Owen, our surprise baby…
From the time I found out I was pregnant, something did not seem right. I told a couple friends and my sister, that’s it. I had spotted prior to the positive pregnancy test, stopped spotting, then spotted again. That was a giant red-flag that something was wrong. I know some people will spot through their entire pregnancy, but I’ll call it a mother’s instinct- I just knew.
When we went for our initial info meeting at the ob/gyn the nurse said it was probably just implantation bleeding and it was written off. At around 7 weeks I had severe cramping that absolutely made me feel like I was dying (and I have a crazy high tolerance for pain). Then the pain would go away completely. Then it would come back. Then it would go away. I went to the ob/gyn for an appt because of this pain at 8 weeks. She said if it came back again, go to the hospital. Sure enough, wound up in the hospital on a Monday. The doctor there said that everything looked good and I was sent home. On Wednesday I had an appointment for an ultrasound to see if they could find out what was wrong. They said it was a corpus luteum cyst. I was told the pain would last awhile, but it was nothing to really worry about. Skip to Sunday morning. I went to work at 5am and by 6am I was screaming in the bathroom from pain. I tried lying on the floor, sitting down, standing up, squatting, but nothing would relieve the pain. After calling my boss to come in, I called my husband to come pick me up. A few minutes later, I called him back telling him we were going to the hospital and not back home.

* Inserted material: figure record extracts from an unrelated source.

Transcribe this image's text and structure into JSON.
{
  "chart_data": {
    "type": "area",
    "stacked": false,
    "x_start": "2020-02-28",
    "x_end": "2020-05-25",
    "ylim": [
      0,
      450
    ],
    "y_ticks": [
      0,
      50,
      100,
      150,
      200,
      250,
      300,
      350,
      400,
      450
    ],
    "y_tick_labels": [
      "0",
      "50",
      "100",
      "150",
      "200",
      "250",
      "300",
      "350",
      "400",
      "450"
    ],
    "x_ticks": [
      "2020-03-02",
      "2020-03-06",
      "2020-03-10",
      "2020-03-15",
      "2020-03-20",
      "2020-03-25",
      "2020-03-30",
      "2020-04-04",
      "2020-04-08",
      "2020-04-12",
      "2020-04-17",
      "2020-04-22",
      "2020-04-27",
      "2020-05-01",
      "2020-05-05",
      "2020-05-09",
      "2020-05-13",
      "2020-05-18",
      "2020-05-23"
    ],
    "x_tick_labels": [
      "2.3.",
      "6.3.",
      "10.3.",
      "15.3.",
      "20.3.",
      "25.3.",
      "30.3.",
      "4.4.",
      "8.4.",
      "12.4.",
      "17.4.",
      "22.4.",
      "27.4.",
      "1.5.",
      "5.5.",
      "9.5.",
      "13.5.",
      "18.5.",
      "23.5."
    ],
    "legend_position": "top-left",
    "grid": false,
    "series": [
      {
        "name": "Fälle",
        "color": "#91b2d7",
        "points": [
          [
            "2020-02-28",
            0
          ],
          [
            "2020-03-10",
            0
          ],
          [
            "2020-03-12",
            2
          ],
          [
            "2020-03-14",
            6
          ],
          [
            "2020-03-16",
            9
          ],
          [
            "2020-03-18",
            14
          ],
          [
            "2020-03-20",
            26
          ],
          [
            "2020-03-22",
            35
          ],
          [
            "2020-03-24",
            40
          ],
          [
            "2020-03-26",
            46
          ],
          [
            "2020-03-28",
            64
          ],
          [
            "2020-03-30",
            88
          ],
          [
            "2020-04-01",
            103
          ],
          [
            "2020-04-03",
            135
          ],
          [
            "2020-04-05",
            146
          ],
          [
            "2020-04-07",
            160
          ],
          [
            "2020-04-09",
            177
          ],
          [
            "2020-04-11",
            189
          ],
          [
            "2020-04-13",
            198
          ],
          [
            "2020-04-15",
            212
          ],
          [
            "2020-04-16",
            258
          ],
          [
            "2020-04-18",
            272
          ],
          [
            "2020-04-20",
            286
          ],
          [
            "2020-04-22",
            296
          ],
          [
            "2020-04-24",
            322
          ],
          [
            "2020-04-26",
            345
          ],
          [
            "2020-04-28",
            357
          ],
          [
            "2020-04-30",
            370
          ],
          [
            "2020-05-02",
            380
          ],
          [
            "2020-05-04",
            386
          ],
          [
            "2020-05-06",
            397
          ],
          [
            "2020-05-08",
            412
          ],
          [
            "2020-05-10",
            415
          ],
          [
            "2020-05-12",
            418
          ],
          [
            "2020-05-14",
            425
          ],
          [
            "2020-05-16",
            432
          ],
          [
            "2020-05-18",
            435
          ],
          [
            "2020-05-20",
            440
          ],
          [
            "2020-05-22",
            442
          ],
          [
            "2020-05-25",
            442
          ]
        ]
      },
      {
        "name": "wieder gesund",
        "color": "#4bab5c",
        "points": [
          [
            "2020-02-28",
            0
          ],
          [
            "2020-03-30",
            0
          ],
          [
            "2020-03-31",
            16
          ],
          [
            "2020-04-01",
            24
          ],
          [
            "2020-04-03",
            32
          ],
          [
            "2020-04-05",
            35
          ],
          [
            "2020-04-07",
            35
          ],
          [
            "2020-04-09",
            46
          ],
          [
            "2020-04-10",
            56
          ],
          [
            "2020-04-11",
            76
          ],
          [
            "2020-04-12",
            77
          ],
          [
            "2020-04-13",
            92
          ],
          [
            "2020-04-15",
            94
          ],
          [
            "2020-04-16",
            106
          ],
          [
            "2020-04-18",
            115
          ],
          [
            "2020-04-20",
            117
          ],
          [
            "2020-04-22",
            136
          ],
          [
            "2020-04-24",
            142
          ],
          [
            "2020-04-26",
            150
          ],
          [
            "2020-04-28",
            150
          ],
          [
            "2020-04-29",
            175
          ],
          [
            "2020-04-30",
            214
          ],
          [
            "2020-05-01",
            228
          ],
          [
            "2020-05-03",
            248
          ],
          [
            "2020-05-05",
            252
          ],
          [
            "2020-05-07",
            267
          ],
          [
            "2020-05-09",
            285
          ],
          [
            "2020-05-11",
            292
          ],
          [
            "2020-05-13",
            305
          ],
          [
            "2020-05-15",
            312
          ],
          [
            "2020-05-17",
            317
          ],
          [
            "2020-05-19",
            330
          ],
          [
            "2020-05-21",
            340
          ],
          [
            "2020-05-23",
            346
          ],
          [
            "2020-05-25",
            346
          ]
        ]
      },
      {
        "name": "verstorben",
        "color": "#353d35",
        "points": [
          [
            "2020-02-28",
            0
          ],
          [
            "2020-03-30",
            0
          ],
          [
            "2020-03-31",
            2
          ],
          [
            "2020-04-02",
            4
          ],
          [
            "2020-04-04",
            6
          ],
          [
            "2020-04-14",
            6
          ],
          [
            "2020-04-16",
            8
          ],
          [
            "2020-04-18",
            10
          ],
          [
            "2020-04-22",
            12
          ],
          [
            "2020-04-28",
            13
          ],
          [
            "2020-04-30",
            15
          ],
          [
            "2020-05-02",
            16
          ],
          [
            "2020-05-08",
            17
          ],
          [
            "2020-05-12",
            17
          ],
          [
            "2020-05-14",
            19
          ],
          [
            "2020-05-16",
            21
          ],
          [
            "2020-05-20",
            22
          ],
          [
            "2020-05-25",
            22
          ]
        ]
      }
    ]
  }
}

My mom met us at the hospital because Tommy couldn’t come back until someone could sit with Charlie (no children allowed). Mom ended up coming back and going with me to radiology. After the tech finished, the radiologist came in (we immediately knew this wasn’t a good thing). I thought I was losing my baby- that’s all I could think about. The radiologist said there was a lot of fluid and they couldn’t see one of my ovaries. When I was returned to the triage room, I was told I needed surgery to remove all the fluid. They explained the risks- the only thing I heard though was the possibility of losing my baby and the possibility of never being able to have another. I cried because of pain, I cried because I was scared of another surgery, I cried because I might lose my baby, and mostly I cried because I felt like I was choosing me over my baby.
I remember coming out of surgery and being told that they had taken one of my fallopian tubes, that I had an ectopic pregnancy that had ruptured my tube (that’s what all the fluid was, I was bleeding internally). I broke down. I was supposed to have twins, but only one had made it down the track. They checked for a heartbeat on the other baby and said all was good as of then.
This is called a heterotopic pregnancy. There is very little info on these because they occur only about 1 in 30,000 in pregnancies that were naturally conceived. It is slightly more common (about 1 in 1,000) with fertility treatments. A heterotopic pregnancy is when there is an intrauterine pregnancy at the same time there is an ectopic pregnancy. When this happens, the intrauterine pregnancy has a 33% chance of miscarrying.
As you can see though, we like to like to defy odds and Owen made it!
I was hoping for a VBAC, but scheduled a c-section for October 29th, two days after the Oct 27th due date. After having contractions for several days and consistent contractions all night, we went in for our c-section on the 29th and asked to be checked. I was at 3 cm with steady contractions. We were going to try!
But… After 15 hours of trying and slowly progressing- he got stuck. I wound up having another c-section, but to a perfectly healthy baby boy!
Although I’m outnumbered in my house, Owen will complete our family. I’d rather have 2 boys than try again and leave my 2 boys with no mommy. Both of our boys were meant to be here, we truly believe they are our little miracles. They had to fight to be here and stay here and we are very blessed to have them in our lives.